Although it is uncontroverted that legislatures have the power to shorten or lengthen statutes of limitation, the majority fails to recognize that courts in turn will make a determination of the reasonableness of the new time allowed to assert a claim when applied retroactively to a previously accrued right. Indeed, several cases cited by the Court in support of its conclusion prescribe such an examination. In Olivas v. Weiner, 127 Cal.App.2d 597, 274 P.2d 476 (1954), the court qualified its application of a new statute of limitation to an accrued cause of action: “It has repeatedly been held that the Legislature may reduce a statute of limitations and that the new period applies to accrued causes of action provided a reasonable time is allowed within which to assert the cause.” 274 P.2d at 478 (emphasis added). In that instance, a new limitation of six years was held not unreasonable. After adopting almost identical language as found in Olivas, the Supreme Court of Utah in Greenhalgh v. Payson City, 530 P.2d 799, determined a new one-year limitation to be reasonable. See also Day & Night Heating Co. v. Ruff, 19 Utah 2d 412, 432 P.2d 43 (1967) (new one-year limitation held reasonable); Earle v. Froedtert Grain & Malting Co., 197 Wash. 341, 85 P.2d 264 (1938) (new six-month limitation held reasonable).
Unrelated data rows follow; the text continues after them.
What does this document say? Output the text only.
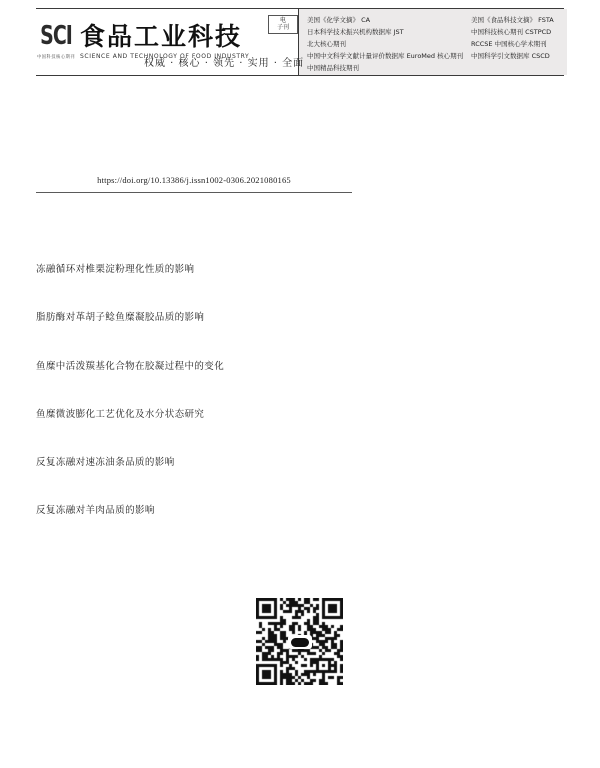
SCI
中国科技核心期刊
食品工业科技
SCIENCE AND TECHNOLOGY OF FOOD INDUSTRY
电
子刊
权威 · 核心 · 领先 · 实用 · 全面
美国《化学文摘》 CA
日本科学技术振兴机构数据库 JST
北大核心期刊
中国中文科学文献计量评价数据库 EuroMed 核心期刊
中国精品科技期刊
美国《食品科技文摘》 FSTA
中国科技核心期刊 CSTPCD
RCCSE 中国核心学术期刊
中国科学引文数据库 CSCD
https://doi.org/10.13386/j.issn1002-0306.2021080165
冻融循环对椎栗淀粉理化性质的影响
脂肪酶对革胡子鲶鱼糜凝胶品质的影响
鱼糜中活泼羰基化合物在胶凝过程中的变化
鱼糜微波膨化工艺优化及水分状态研究
反复冻融对速冻油条品质的影响
反复冻融对羊肉品质的影响
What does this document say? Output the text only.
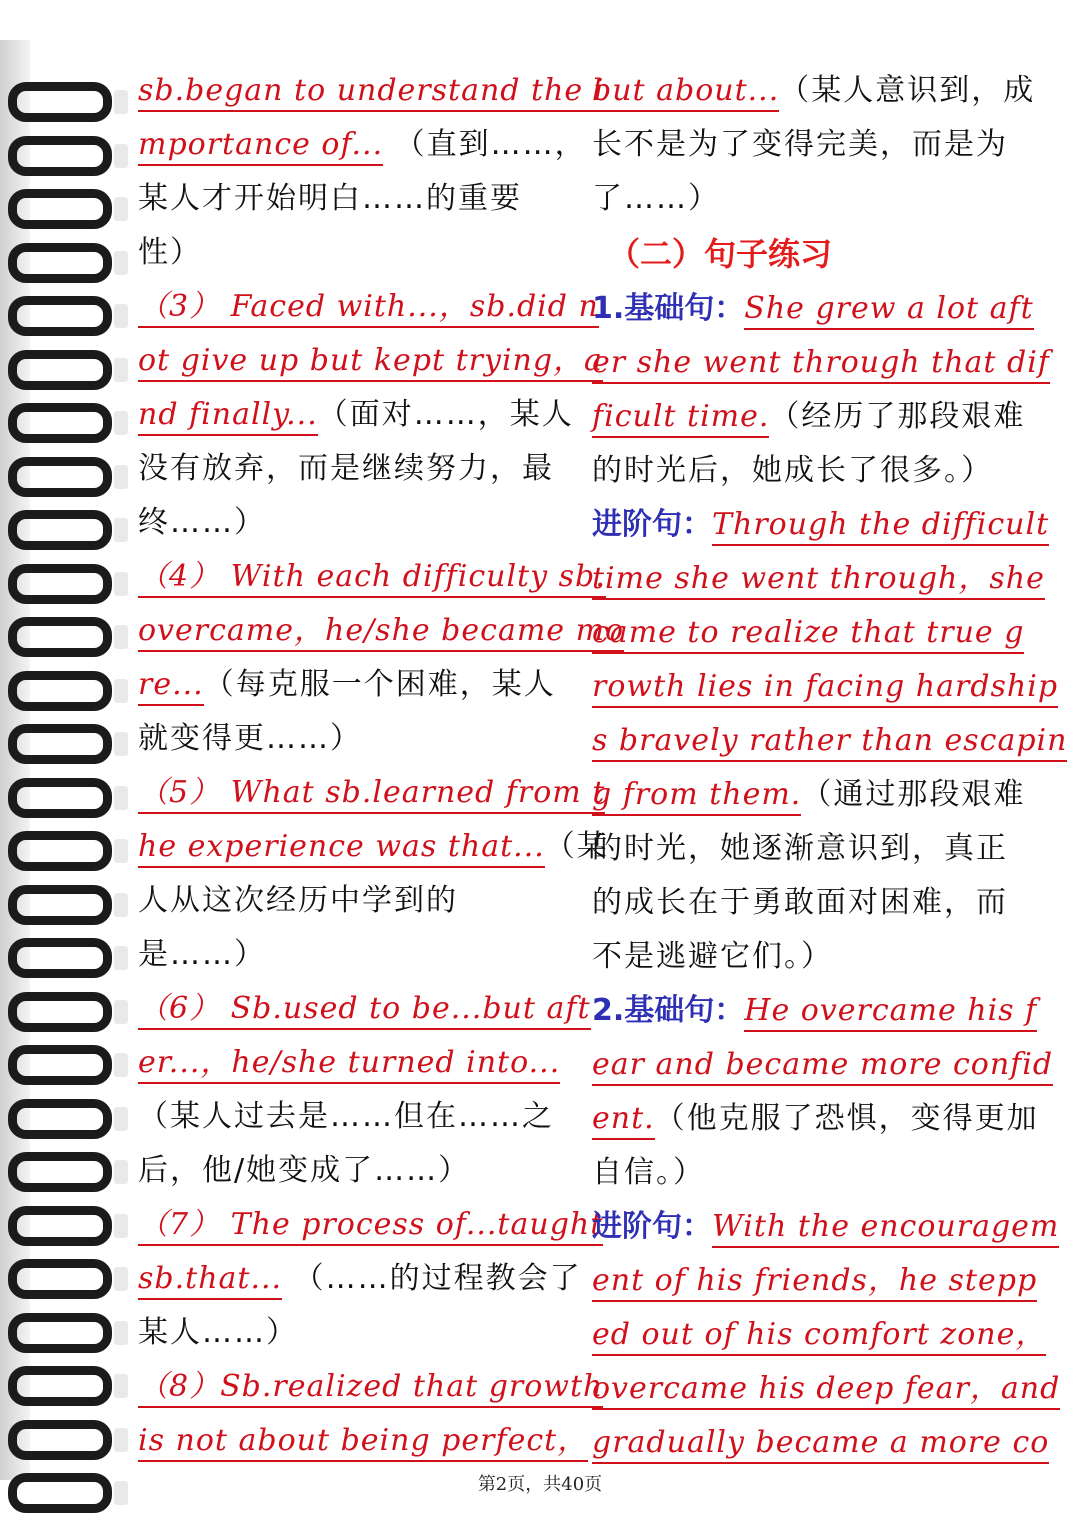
sb.began to understand the i
mportance of... （直到……，
某人才开始明白……的重要
性）
（3） Faced with...，sb.did n
ot give up but kept trying，a
nd finally...（面对……，某人
没有放弃，而是继续努力，最
终……）
（4） With each difficulty sb.
overcame，he/she became mo
re...（每克服一个困难，某人
就变得更……）
（5） What sb.learned from t
he experience was that...（某
人从这次经历中学到的
是……）
（6） Sb.used to be...but aft
er...，he/she turned into...
（某人过去是……但在……之
后，他/她变成了……）
（7） The process of...taught
sb.that... （……的过程教会了
某人……）
（8）Sb.realized that growth
is not about being perfect，
but about...（某人意识到，成
长不是为了变得完美，而是为
了……）
（二）句子练习
1.基础句：She grew a lot aft
er she went through that dif
ficult time.（经历了那段艰难
的时光后，她成长了很多。）
进阶句：Through the difficult
time she went through，she
came to realize that true g
rowth lies in facing hardship
s bravely rather than escapin
g from them.（通过那段艰难
的时光，她逐渐意识到，真正
的成长在于勇敢面对困难，而
不是逃避它们。）
2.基础句：He overcame his f
ear and became more confid
ent.（他克服了恐惧，变得更加
自信。）
进阶句：With the encouragem
ent of his friends，he stepp
ed out of his comfort zone，
overcame his deep fear，and
gradually became a more co
第2页，共40页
The lack of any holding by the majority, or any discussion whatever, regarding the reasonableness of the time period allowed for filing, in contravention of the very authority cited in support of its position, compels me to address the question, albeit in dissent. I am wholly unable to see that a forty-five day statute of limitation is a reasonable amount of time to assert an accrued claim which at the time of its accrual was subject to a one-year limitation.2 Forty-five days is not a long time in most circumstances. It is an exceedingly short period of time in which to by happenstance learn that the legislature has without fanfare shortened a one-year statute to a bare forty-five days. It cannot be said as a matter of law that the appellants’ filing on November 5,1976, approximately two and one-half months after the expiration of the forty-five day period as creatively applied by the Court, is unreasonable. Certainly, four months is not an excessive amount of time to allow a plaintiff who thinks he has one year to discover a change in the law and file a claim or notice. The Court’s opinion has impermissibly, but effectively, foreclosed the appellants’ opportunity to recover the benefits statutorily due medical indigents, yet no fault has been found against them.
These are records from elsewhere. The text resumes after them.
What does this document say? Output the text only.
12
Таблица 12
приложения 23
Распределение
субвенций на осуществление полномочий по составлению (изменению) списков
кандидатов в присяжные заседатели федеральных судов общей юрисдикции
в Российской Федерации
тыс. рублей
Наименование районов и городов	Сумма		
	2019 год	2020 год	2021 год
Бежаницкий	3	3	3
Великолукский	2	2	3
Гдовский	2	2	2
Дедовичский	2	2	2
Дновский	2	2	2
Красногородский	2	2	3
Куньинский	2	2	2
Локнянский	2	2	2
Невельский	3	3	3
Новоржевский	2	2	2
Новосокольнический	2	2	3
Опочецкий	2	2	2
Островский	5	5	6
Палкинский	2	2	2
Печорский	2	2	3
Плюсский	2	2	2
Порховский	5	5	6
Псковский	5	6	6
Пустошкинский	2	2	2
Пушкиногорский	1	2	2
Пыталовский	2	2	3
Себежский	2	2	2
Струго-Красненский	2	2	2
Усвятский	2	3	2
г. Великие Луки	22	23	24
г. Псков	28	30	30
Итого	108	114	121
. Fortunately, a 1982 amendment, 1982 Idaho Sess.Laws, Chap. 190 § 3, is aimed at providing a formula for a statewide sharing of medical indigency claims.

. The 120-day limitation of the Tort Claims Act is frequently condemned as unreasonable. To further shorten it to fifteen days, as to existing claims, would be the equivalent of the majority’s cutting 365 days to forty-five days, and hence “acceptable” — a proposition even proponent’s of the 120-day limitation would see as extremely doubtful.